For anyone, beginner or advanced collector, who has had the opportunity to attend either a local stamp show or one of the larger WSP shows, one of the experiences not to be missed at the show is visiting and viewing the philatelic exhibits on display. Whether competitive or non-competitive, exhibits provide an incredible insight into the hobby showing attendees what others collect and the possibilities available for their own collecting. Exhibits tell a story using stamps, covers and other philatelic material as the medium.
From internationally recognized award-winning exhibits to the local exhibits assembled purely for fun, whether one frame or eight frames, exhibits provide not only a visual and textual insight into the hobby but provide an incredible learning experience for the collector and philatelic researcher alike. The subject matter of exhibits can run the gamut of philately. In the General Class of competitive exhibiting alone the avenues for exhibits includes such subject matter as Aerophilately, Astrophilately, Cinderellas, First Day Covers, Picture Postcards, Postal History, Postal Stationery, Revenues, Thematic, and Topical. Other classes for exhibits include the One Frame Class, the Youth Class, Literature Class and the Non-Competitive Class.
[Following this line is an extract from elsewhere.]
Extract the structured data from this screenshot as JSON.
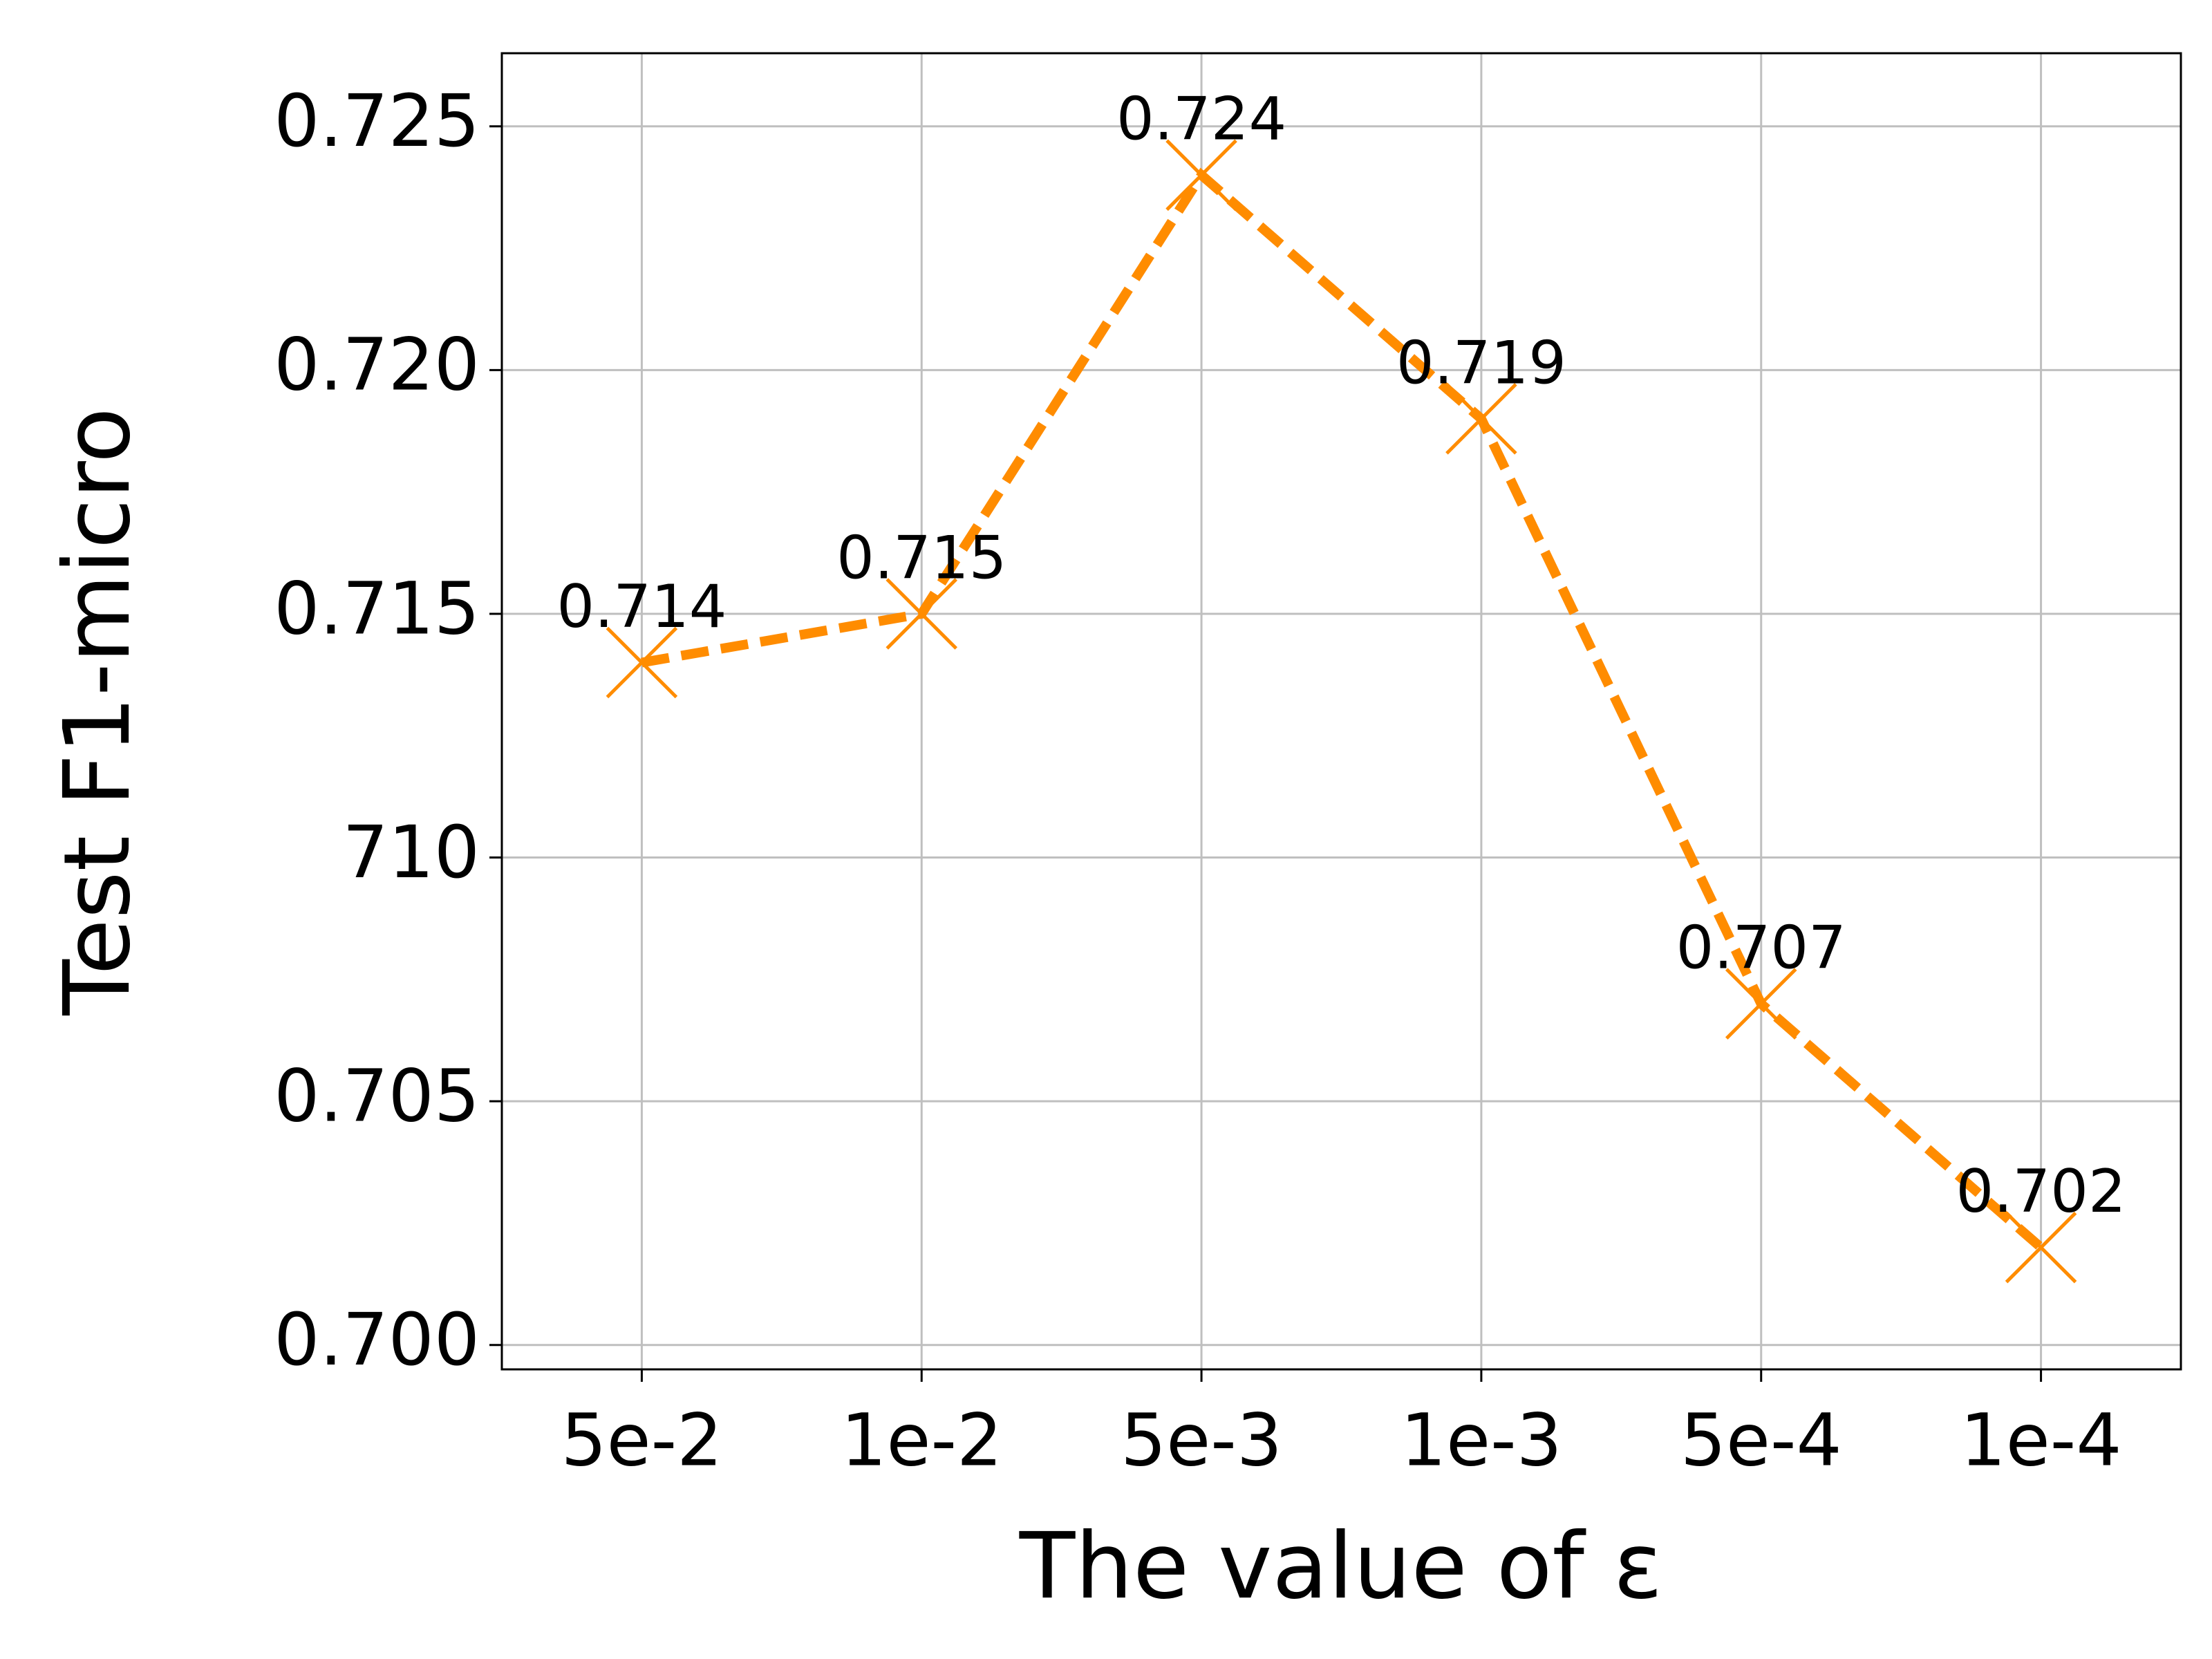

This month’s highlighted resources are two indispensible books that assist both the exhibitor with their exhibit and provide insight and clarity into exhibit judging. The first is The Philatelic Exhibitors Handbook by Randy Neil with updates by Ada Prill [HE6215 .N398pe 2006] and the second is the APS Manual of Philatelic Judging and Exhibiting [HE6215 .A513m 2016]. Both resources provide very detailed information regarding the fundamentals of exhibiting and exhibit judging. The former is a great starting point for the beginner or intermediate exhibitor describing the “how and why” of exhibiting while introducing the exhibitor to the various classes and divisions of competitive exhibiting as well as formats and guidelines for creating an exhibit. It also includes a brief overview of judges and judging.
The latter resource, now in its seventh edition, provides many of the finer details of the aforementioned classes and divisions for exhibiting as well as the particulars of exhibit formatting and creation. In contrast to the overview of judging provided in the first resource, this manual includes chapters which delineate the specific details of philatelic judging and exhibit evaluation including judging forms and a description of points scoring and medal levels. Appendices provide further information about the responsibilities of the exhibitor, definitions and guidelines for exhibit development, and administrative elements for local, national and international judging.
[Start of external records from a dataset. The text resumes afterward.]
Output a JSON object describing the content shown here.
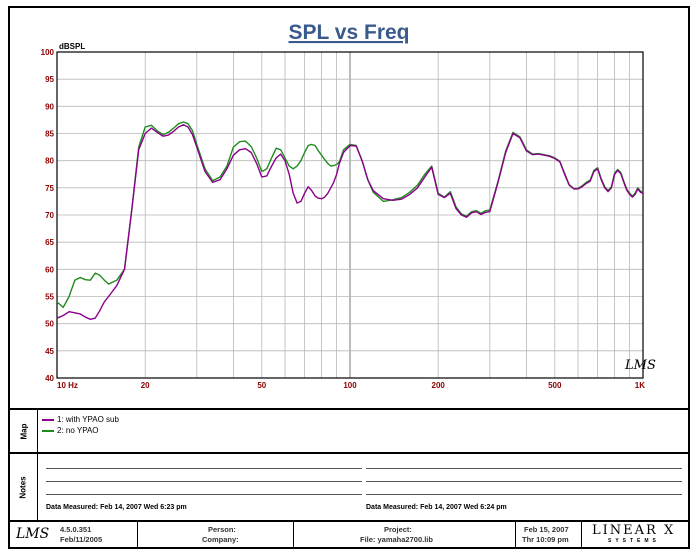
{
  "chart_data": {
    "type": "line",
    "title": "SPL vs Freq",
    "ylabel": "dBSPL",
    "xscale": "log",
    "xlim": [
      10,
      1000
    ],
    "ylim": [
      40,
      100
    ],
    "yticks": [
      40,
      45,
      50,
      55,
      60,
      65,
      70,
      75,
      80,
      85,
      90,
      95,
      100
    ],
    "xtick_labels": [
      {
        "value": 10,
        "label": "10 Hz"
      },
      {
        "value": 20,
        "label": "20"
      },
      {
        "value": 50,
        "label": "50"
      },
      {
        "value": 100,
        "label": "100"
      },
      {
        "value": 200,
        "label": "200"
      },
      {
        "value": 500,
        "label": "500"
      },
      {
        "value": 1000,
        "label": "1K"
      }
    ],
    "grid": true,
    "series": [
      {
        "name": "1: with YPAO sub",
        "color": "#8b008b",
        "x": [
          10,
          10.5,
          11,
          11.5,
          12,
          12.5,
          13,
          13.5,
          14,
          14.5,
          15,
          16,
          17,
          18,
          19,
          20,
          21,
          22,
          23,
          24,
          25,
          26,
          27,
          28,
          29,
          30,
          32,
          34,
          36,
          38,
          40,
          42,
          44,
          46,
          48,
          50,
          52,
          54,
          56,
          58,
          60,
          62,
          64,
          66,
          68,
          70,
          72,
          74,
          76,
          78,
          80,
          82,
          84,
          86,
          88,
          90,
          92,
          95,
          100,
          105,
          110,
          115,
          120,
          130,
          140,
          150,
          160,
          170,
          180,
          190,
          200,
          210,
          220,
          230,
          240,
          250,
          260,
          270,
          280,
          290,
          300,
          320,
          340,
          360,
          380,
          400,
          420,
          440,
          460,
          480,
          500,
          520,
          540,
          560,
          580,
          600,
          620,
          640,
          660,
          680,
          700,
          720,
          740,
          760,
          780,
          800,
          820,
          840,
          860,
          880,
          900,
          920,
          940,
          960,
          980,
          1000
        ],
        "values": [
          51,
          51.5,
          52.2,
          52,
          51.8,
          51.2,
          50.8,
          51,
          52.4,
          54,
          55,
          57,
          60,
          71,
          82,
          85,
          86,
          85.2,
          84.5,
          84.7,
          85.4,
          86.2,
          86.6,
          86.2,
          84.8,
          82.5,
          78,
          76,
          76.5,
          78.5,
          81,
          82,
          82.2,
          81.5,
          79.5,
          77,
          77.2,
          79,
          80.5,
          81.2,
          80,
          77.5,
          74,
          72.2,
          72.5,
          74,
          75.2,
          74.5,
          73.5,
          73.1,
          73,
          73.3,
          74,
          75,
          76,
          77.5,
          79.5,
          81.5,
          82.8,
          82.7,
          80,
          76.5,
          74.5,
          73,
          72.7,
          72.9,
          73.8,
          75,
          77,
          78.8,
          73.8,
          73.2,
          74,
          71.2,
          70,
          69.6,
          70.4,
          70.6,
          70.1,
          70.5,
          70.6,
          76,
          81.5,
          85,
          84.2,
          81.8,
          81.1,
          81.2,
          81,
          80.8,
          80.4,
          79.8,
          77.5,
          75.5,
          74.8,
          74.8,
          75.2,
          75.8,
          76.2,
          78,
          78.5,
          76.5,
          75,
          74.3,
          75,
          77.5,
          78.2,
          77.6,
          76,
          74.6,
          73.8,
          73.3,
          73.8,
          74.8,
          74.2,
          74
        ]
      },
      {
        "name": "2: no YPAO",
        "color": "#1f8c1f",
        "x": [
          10,
          10.5,
          11,
          11.5,
          12,
          12.5,
          13,
          13.5,
          14,
          14.5,
          15,
          16,
          17,
          18,
          19,
          20,
          21,
          22,
          23,
          24,
          25,
          26,
          27,
          28,
          29,
          30,
          32,
          34,
          36,
          38,
          40,
          42,
          44,
          46,
          48,
          50,
          52,
          54,
          56,
          58,
          60,
          62,
          64,
          66,
          68,
          70,
          72,
          74,
          76,
          78,
          80,
          82,
          84,
          86,
          88,
          90,
          92,
          95,
          100,
          105,
          110,
          115,
          120,
          130,
          140,
          150,
          160,
          170,
          180,
          190,
          200,
          210,
          220,
          230,
          240,
          250,
          260,
          270,
          280,
          290,
          300,
          320,
          340,
          360,
          380,
          400,
          420,
          440,
          460,
          480,
          500,
          520,
          540,
          560,
          580,
          600,
          620,
          640,
          660,
          680,
          700,
          720,
          740,
          760,
          780,
          800,
          820,
          840,
          860,
          880,
          900,
          920,
          940,
          960,
          980,
          1000
        ],
        "values": [
          54,
          53,
          55,
          58,
          58.5,
          58.1,
          58,
          59.3,
          58.9,
          58,
          57.3,
          58,
          60,
          71,
          82.5,
          86.2,
          86.5,
          85.5,
          84.8,
          85.2,
          86,
          86.8,
          87.1,
          86.8,
          85.5,
          83,
          78.5,
          76.3,
          77,
          79,
          82.5,
          83.5,
          83.6,
          82.6,
          80.5,
          78,
          78.5,
          80.5,
          82.3,
          82,
          80.5,
          79,
          78.5,
          79,
          80,
          81.5,
          82.8,
          83,
          82.8,
          81.8,
          81,
          80.2,
          79.5,
          79,
          79.1,
          79.3,
          79.8,
          82,
          83,
          82.8,
          80,
          76.5,
          74.2,
          72.5,
          72.8,
          73.2,
          74.2,
          75.5,
          77.5,
          79,
          74,
          73.3,
          74.3,
          71.5,
          70.2,
          69.8,
          70.6,
          70.8,
          70.3,
          70.8,
          70.9,
          76.2,
          81.8,
          85.2,
          84.4,
          82,
          81.2,
          81.3,
          81.1,
          80.9,
          80.5,
          79.9,
          77.7,
          75.6,
          74.9,
          74.9,
          75.4,
          76,
          76.4,
          78.2,
          78.7,
          76.7,
          75.2,
          74.5,
          75.2,
          77.7,
          78.4,
          77.8,
          76.2,
          74.8,
          74,
          73.5,
          74,
          75,
          74.4,
          74.2
        ]
      }
    ]
  },
  "legend": {
    "title": "Map",
    "items": [
      {
        "label": "1: with YPAO sub",
        "color": "#8b008b"
      },
      {
        "label": "2: no YPAO",
        "color": "#1f8c1f"
      }
    ]
  },
  "notes": {
    "title": "Notes",
    "left_measured": "Data Measured: Feb 14, 2007  Wed  6:23 pm",
    "right_measured": "Data Measured: Feb 14, 2007  Wed  6:24 pm"
  },
  "footer": {
    "logo": "LMS",
    "version": "4.5.0.351",
    "build_date": "Feb/11/2005",
    "person_label": "Person:",
    "company_label": "Company:",
    "project_label": "Project:",
    "file_label": "File: yamaha2700.lib",
    "date": "Feb 15, 2007",
    "time": "Thr 10:09 pm",
    "brand": "LINEAR X",
    "brand_sub": "SYSTEMS"
  },
  "corner_logo": "LMS"
}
Both of this month’s highlighted resources provide a wealth of information regarding every facet of exhibiting and judging proving how beneficial and rewarding this philatelic story-telling can be for every level of collector. Both resources are available at the APRL for borrowing or research by contacting the library at firstname.lastname@example.org. The latter resource, APS Manual of Philatelic judging and Exhibiting, is freely available online for viewing, downloading or printing from the APS website at stamps.org/Portals/0/Judging-Manual.pdf.
4 thoughts on “Resource of the Month – Handbook and Manual for Exhibiting”
Hi im researching different plates of Scott 231.I was hoping you have more insight to the stamp. I have found numerous plate differences and even a Fifth split hat type, And a maybe new broken F, and what i call a hole in the head type.Any info more would be a great help.
A much needed resource! Exhibiting is a sience of its own, which I have never fully understood. And therefore refrained from exhibiting in official exhibitions, fearing he complicated rules and fearing to pursue the wrong strategy.
Yes, exhibiting can be mystifying, but like many activities the more you try it the more comfortable you get. One of the best helps is the judges’ feedback sessions, which give you ideas of what to improve upon for next time, as well as seeing your exhibit from the judges’ perspective.
I would also recommend “Path to Gold: 175 Proven Stamp Exhibiting Tips” by Steve Zwillinger. The book is full of useful advice, but the collecting community has shunned it because of the personal failings of the author. The advice is still valid.